I hope that my key points can help by taking a decision. To be clear, this is no advertisment for Activiti. The right product choice depends on the concrete use cases. I only want to point out the most important points in our project.
Best regards Ben
Nommy, you should take a look at Roubroo - a process engine built to natively support BPMN 2.0. It does not have the legacy of an older process engine being retrofitted to support the new standard. It support BPMN 2.0 execution semantics including the IOR gateway, which I think is the key to way business processes are defined in a networked graph. jBPM and Activiti are based on the underlying PVM, which has great support for some workflow patterns but not for others. Take a look at this research paper : http://eprints.qut.edu.au/14320/1/14320.pdf
and http://www.workflowpatterns.com/evaluations/opensource/
In my opinion currently Camunda BPM Platform the leader in the open source field.
And you mentioned Open Source?
So try camunda if you like:
- Clean BPMN focused engine (Shared, Embedable or "remote")
- Clean and working REST API
- Out of the box Platform with basic administration tools, and development ready API's
- Biggest open-source community (my persnoal oppinion)
- Best of Breed approach in the java eco-system.
- If you like Java.
- If you want to that your Processes get accepted by your IT crowd.
http://www.camunda.com/fox/product/details/
jBPM5 is agnostic to the environment, it doesn't depend on JBoss, you can run it in every Application Server, Servlet Container or a SE environment. jBPM5 is licensed with the Apache Software License V2 which I believe that is a really good idea.
You can of course find more information in the official page.
Cheers
Regarding jBPM:
jBPM is an open-source workflow engine written in Java that can execute business processes described in BPMN 2.0 (or its own process definition language jPDL in earlier versions). It is released under the ASL (or LGPL in earlier versions) by the JBoss company
It includes,
Strong and powerful integration with business rules and event processing.

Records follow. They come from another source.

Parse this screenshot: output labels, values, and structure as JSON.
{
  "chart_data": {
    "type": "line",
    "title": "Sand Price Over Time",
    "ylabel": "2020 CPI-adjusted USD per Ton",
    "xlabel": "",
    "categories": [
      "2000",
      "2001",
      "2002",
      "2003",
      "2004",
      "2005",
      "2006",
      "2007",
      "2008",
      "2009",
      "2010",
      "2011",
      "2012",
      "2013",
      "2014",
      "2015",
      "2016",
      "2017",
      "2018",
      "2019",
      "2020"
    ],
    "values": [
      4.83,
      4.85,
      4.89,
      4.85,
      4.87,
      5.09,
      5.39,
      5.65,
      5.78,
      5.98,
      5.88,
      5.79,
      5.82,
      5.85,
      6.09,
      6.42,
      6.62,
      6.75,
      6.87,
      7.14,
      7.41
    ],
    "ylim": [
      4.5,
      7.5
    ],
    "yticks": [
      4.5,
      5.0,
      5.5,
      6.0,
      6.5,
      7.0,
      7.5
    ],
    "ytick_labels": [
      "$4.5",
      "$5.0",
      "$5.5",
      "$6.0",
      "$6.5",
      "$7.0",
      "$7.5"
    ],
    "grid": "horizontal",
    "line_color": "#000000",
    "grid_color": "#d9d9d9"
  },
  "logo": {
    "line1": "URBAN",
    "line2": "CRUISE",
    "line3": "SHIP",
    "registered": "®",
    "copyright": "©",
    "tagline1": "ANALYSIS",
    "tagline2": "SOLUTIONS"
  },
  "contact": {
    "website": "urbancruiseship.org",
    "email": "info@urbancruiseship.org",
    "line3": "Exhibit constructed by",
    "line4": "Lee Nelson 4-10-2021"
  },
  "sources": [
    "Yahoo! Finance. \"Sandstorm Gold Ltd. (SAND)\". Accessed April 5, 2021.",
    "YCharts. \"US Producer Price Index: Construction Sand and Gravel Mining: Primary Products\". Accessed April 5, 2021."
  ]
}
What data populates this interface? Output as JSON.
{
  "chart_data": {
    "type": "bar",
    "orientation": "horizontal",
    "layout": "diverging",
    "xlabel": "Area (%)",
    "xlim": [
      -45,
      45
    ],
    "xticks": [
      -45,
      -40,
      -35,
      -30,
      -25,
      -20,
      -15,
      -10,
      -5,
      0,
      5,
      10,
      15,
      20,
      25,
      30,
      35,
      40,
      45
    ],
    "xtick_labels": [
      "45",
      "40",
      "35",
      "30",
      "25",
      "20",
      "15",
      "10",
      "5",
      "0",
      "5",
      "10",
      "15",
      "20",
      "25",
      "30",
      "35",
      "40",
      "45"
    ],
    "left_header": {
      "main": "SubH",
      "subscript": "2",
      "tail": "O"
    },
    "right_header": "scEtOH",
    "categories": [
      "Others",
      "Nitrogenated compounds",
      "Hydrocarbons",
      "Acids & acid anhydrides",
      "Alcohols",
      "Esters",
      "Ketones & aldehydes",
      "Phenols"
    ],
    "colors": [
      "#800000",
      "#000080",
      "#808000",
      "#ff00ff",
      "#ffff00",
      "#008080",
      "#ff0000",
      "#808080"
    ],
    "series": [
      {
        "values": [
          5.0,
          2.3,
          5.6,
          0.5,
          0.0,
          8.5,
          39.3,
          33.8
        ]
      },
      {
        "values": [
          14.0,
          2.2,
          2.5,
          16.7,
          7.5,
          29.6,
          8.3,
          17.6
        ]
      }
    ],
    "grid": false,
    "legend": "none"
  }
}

Process collaboration, monitoring and management through the Guvnor repository and the management consoles.
Human interaction using an independent WS-HT human task service.
In essence jBPM takes graphical process descriptions as input. A process is composed of tasks that are connected with sequence flows. Processes represent an execution flow. The graphical diagram (flow chart) of a process is used as the basis for the communication between non-technical users and developers.
Take also a look at Imixs-Workflow which is a human-centric workflow engine. Unlike the usual engines, Imixs workflow is characterised by strong support for user-centric.
Human-centric business process management means supporting human skills, activities and collaboration in a task-oriented manner. With such a Workflow engine you can protect and securely distribute business data within an event-driven BPM architecture based on the BPMN 2.0 standard.
The Imixs-Workflow engine is open source and can be integrated in Jakarta EE oder deployed out of the box with a Microservice running in a Docker container
Take a look at Zeebe.io - a modern, cloud-native workflow engine with first-class Node.js support.